US Snubs Canada Call for Two-Year Talks on Climate
CANADA: December 7, 2005


MONTREAL - The United States snubbed a call by host Canada on Tuesday for 189-nation climate talks in Montreal to launch a two-year search for new ways to fight global warming.

 


"The United States is opposed to any such discussions," the US delegation at the Nov. 28-Dec. 9 talks said in a statement, reiterating remarks by chief negotiator Harlan Watson earlier in the week.

Environmentalists denounced the new Canadian proposal as too vague to slow mounting signs of climate change. The WWF group said 2005 was set to be the warmest year on record, marked by hurricanes and a shrinking of Arctic ice to a record summer low.

Under Canada's proposal, the UN meeting of almost 10,000 delegates should agree "to engage in discussions to explore and analyse long-term cooperative action to address climate change."

The proposed discussions, lasting until December 2007, would involve all 189 nations in the UN's 1992 climate convention, including the United States and big developing nations such as China and India, it said.

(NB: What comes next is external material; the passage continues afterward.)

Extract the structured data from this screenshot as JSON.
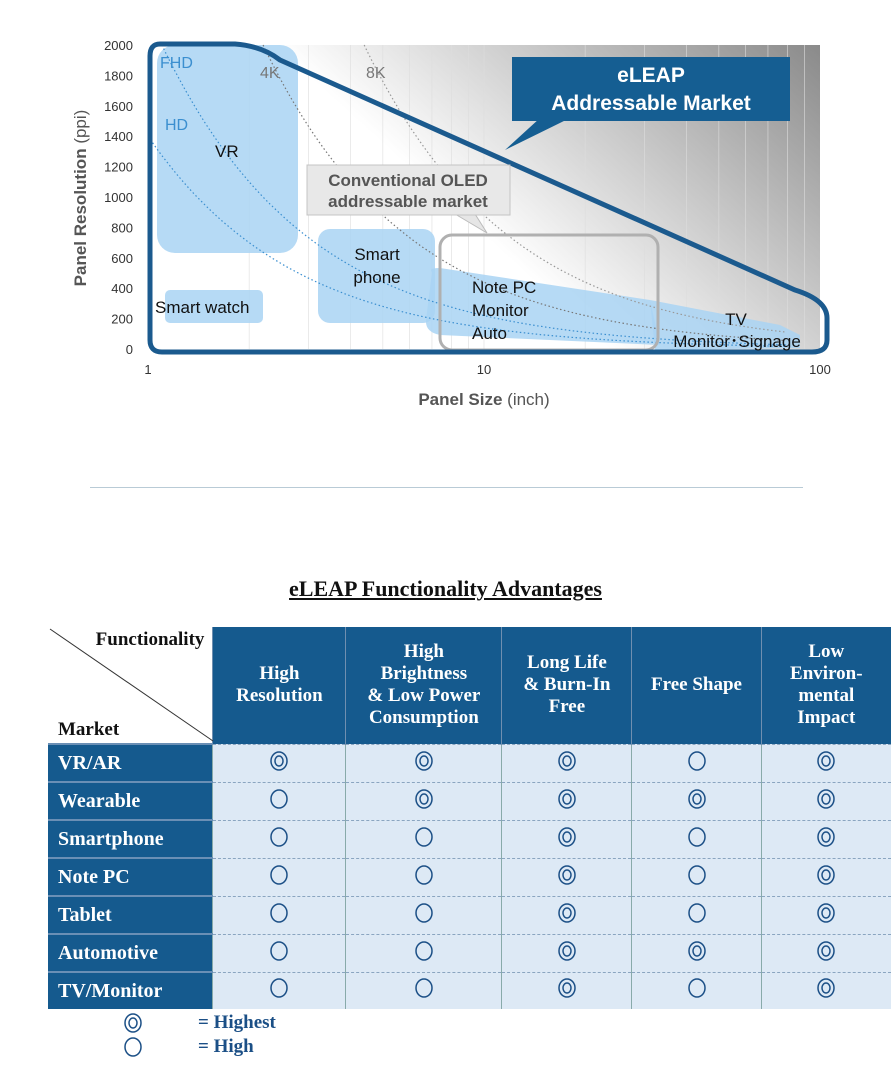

The United States, a source of a quarter of all greenhouse gases, has repeatedly said it is not interested in UN-led talks on the long-term, seeing them as a prelude to caps on emissions like under the UN's Kyoto Protocol. Washington opposes Kyoto.

Most scientists say that a build-up of heat-trapping gases from fossil fuels burnt in power plants, factories and cars is already warming the planet and could herald catastrophic changes such as a rise in sea levels spurred by melting icecaps.


FLOOD OF SCIENCE

Bill Hare, climate director of environmental group Greenpeace said the Canadian proposal was "anodyne, almost meaningless" and accused Ottawa of lowering ambitions too far in a vain drive to enlist Washington.

"The scientific community is flooding us with results showing global changes," he said. "The scientific urgency is not being matched by these talks." Ministers from more than 90 nations will join the Montreal meeting from Wednesday.

And insurer Munich Re said that 2005 would be the costliest on record in terms of weather-related disasters such as Hurricane Katrina. Economic losses will be over $200 billion and insured losses would exceed $70 billion, it said.

Environmentalists urged about 40 industrial nations who are part of the Kyoto Protocol, binding them to cut greenhouse gas emissions by 5.2 percent below 1990 levels by 2008-12, to forget Washington and instead focus on plans for new cuts beyond 2012.

President George W. Bush pulled out of Kyoto in 2001, saying it would cost jobs and wrongly excluded developing nations from the first set of targets. Washington is not a party to discussions on Kyoto's future in Montreal.

Some US senators and mayors predicted that Washington would eventually sign up for curbs on emissions.

"It is inevitable that after the cities and states show it is safe, the politicians in Washington D.C. will join and again the United States will take its moral responsibility," said Seattle Mayor Greg Nickels, who favors emissions cuts.

The Canadian proposal for discussions would seek to promote development for the poorest nations, help countries adapt to climate change, foster new technologies such as wind or solar power and help realise "the full potential of markets."

And Arctic indigenous peoples, saying an accelerating thaw could spell disaster for their hunts of animals like seals or whales, urged the conference to help protect them from warming.

Claude Mandil, the head of the International Energy Agency, suggested that big developing nations like China might be offered economic incentives for braking the rise of emissions but would not get penalties for non-compliance. "We imagine using something that is like a carrot without a stick," he said.